Текст книги "Портрет героя"
Автор книги: Мюд Мечев
Жанры:
Военная проза
,сообщить о нарушении
Текущая страница: 1 (всего у книги 31 страниц)
Мюд Мариевич Мечев
ПОРТРЕТ ГЕРОЯ
Роман
Припомни же все эти минуты, как минуты скорбей, так и минуты высших утешений, тебе ниспосланных, передай их, изобрази в той правде, в какой они были!
Н. В. Гоголь. Письмо к П. А. Плетневу
ЧАСТЬ ПЕРВАЯ
I
– Вот оторву все заплаточки, знаешь, как плакать будешь!
После этих слов, сказанных Славиком нашему Ваничке, мы молча смотрим и на улыбающегося Славика и на дрожащего Ваничку.
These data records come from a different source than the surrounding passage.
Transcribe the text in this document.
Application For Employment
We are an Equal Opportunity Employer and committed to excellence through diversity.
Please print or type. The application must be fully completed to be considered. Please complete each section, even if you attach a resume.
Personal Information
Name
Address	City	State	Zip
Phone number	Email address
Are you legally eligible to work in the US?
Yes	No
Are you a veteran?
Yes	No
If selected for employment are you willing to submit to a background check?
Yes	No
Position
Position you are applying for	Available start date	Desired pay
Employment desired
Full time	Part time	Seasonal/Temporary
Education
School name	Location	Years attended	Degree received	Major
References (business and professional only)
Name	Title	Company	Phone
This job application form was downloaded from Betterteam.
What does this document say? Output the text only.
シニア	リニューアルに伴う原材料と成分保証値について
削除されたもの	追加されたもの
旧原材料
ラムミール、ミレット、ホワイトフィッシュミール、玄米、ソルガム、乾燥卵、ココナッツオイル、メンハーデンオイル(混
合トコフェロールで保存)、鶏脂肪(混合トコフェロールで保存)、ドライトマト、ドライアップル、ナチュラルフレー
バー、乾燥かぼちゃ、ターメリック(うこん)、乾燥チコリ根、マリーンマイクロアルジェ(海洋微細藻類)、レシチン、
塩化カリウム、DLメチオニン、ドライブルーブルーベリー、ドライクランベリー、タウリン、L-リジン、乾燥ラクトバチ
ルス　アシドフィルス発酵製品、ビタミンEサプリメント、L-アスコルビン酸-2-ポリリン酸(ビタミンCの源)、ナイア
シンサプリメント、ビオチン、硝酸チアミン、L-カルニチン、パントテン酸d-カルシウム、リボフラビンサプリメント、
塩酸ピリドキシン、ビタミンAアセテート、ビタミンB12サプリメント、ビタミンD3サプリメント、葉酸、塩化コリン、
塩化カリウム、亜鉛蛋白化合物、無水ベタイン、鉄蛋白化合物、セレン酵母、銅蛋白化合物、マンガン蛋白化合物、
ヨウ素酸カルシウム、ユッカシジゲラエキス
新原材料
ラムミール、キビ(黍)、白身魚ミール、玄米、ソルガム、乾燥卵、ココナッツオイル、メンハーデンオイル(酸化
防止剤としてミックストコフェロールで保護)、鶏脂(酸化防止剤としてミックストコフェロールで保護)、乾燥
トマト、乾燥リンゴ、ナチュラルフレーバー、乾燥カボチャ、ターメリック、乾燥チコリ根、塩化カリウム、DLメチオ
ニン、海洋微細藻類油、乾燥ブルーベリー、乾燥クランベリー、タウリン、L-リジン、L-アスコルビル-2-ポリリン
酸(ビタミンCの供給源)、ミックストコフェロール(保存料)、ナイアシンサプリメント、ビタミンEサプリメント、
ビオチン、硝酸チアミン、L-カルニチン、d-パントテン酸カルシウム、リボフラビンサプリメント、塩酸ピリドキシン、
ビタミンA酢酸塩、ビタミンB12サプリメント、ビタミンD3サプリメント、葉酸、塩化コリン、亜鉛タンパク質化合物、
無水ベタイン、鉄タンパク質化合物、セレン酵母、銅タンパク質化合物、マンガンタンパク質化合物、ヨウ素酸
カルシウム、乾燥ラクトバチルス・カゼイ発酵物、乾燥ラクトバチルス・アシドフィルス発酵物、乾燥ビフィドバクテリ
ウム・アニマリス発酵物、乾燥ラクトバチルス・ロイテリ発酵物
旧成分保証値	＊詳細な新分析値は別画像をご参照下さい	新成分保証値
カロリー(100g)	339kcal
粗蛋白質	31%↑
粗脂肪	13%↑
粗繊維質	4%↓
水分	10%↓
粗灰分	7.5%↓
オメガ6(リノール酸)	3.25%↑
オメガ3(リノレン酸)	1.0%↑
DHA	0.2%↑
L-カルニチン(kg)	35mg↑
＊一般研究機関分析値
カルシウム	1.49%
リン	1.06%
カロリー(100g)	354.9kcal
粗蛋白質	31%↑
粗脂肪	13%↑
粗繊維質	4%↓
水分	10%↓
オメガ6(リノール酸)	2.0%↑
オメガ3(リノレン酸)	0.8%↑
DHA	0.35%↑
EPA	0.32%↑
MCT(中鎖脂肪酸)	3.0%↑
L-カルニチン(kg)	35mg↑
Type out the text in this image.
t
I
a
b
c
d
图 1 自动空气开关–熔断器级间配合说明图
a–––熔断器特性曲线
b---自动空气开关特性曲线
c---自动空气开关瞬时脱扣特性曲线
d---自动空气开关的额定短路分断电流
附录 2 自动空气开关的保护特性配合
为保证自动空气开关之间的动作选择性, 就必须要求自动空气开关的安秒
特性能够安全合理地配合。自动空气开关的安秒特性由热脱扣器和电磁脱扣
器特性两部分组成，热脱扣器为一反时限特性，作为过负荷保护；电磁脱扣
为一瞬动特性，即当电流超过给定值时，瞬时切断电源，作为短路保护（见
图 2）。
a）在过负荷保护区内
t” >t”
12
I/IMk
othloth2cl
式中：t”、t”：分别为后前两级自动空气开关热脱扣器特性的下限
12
Мы стоим в очереди за хлебом, а с низкого сумрачного неба снег падает и падает на наши головы. Дико даже и подумать, что найдется такой человек среди нас, который обидит Ваничку, но такой человек нашелся… и это – мой друг!
Пытаясь что-то выговорить, Ваничка опухшими от голода пальцами силится расстегнуть свою заплатанную-перезаплатанную трамвайного кондуктора шинель.
– Пы… вы…
– Вот именно – «пы»! И сказать-то не можешь. – И Славик усмехается.
Трудно Ваничке говорить, все зубы у него выпали от цинги. Опухшие десны шевелятся, и слова вроде бы какие-то получаются, но какие? Мужественно стараясь ответить обидчику, Ваничка все-таки произносит первое понятное нам слово.
– Вот-т! – говорит он. – Не… не… оторвешь! – и, расстегнув пуговицы, распахивает свою шинель. И мы все видим на его груди висящую на веревочках, аккуратно наклеенную на картон фотографию, вырезанную из газеты: молодой летчик в кожаном шлеме улыбается нам с нее.
– Что это?
– Эт-то… эт-то… портрет героя… никто… никто… меня не тронет! – гордо заявляет Ваничка, и впервые на лице Славика появляется какая-то тень смущения.
Ваничка, запахнув шинель, уже не может застегнуть ее на пуговицы – пальцы не слушаются. И я, преодолевая физическое отвращение к грязи и ощущая в себе такую жалость, которая заставляет меня проглотить комок в горле, застегиваю ему все пуговицы. Славик уже получил по своим карточкам хлеб, и Ваничка на этот раз не протянул к нему руку; но когда я из низенького темного окошка нашей хлебной лавочки, внутри освещенной настоящей свечой и пахнущей хлебом, получаю свою порцию – на маму, брата и себя, – он, несмело улыбаясь, протягивает грязную тощую руку. И я подаю ему довесок.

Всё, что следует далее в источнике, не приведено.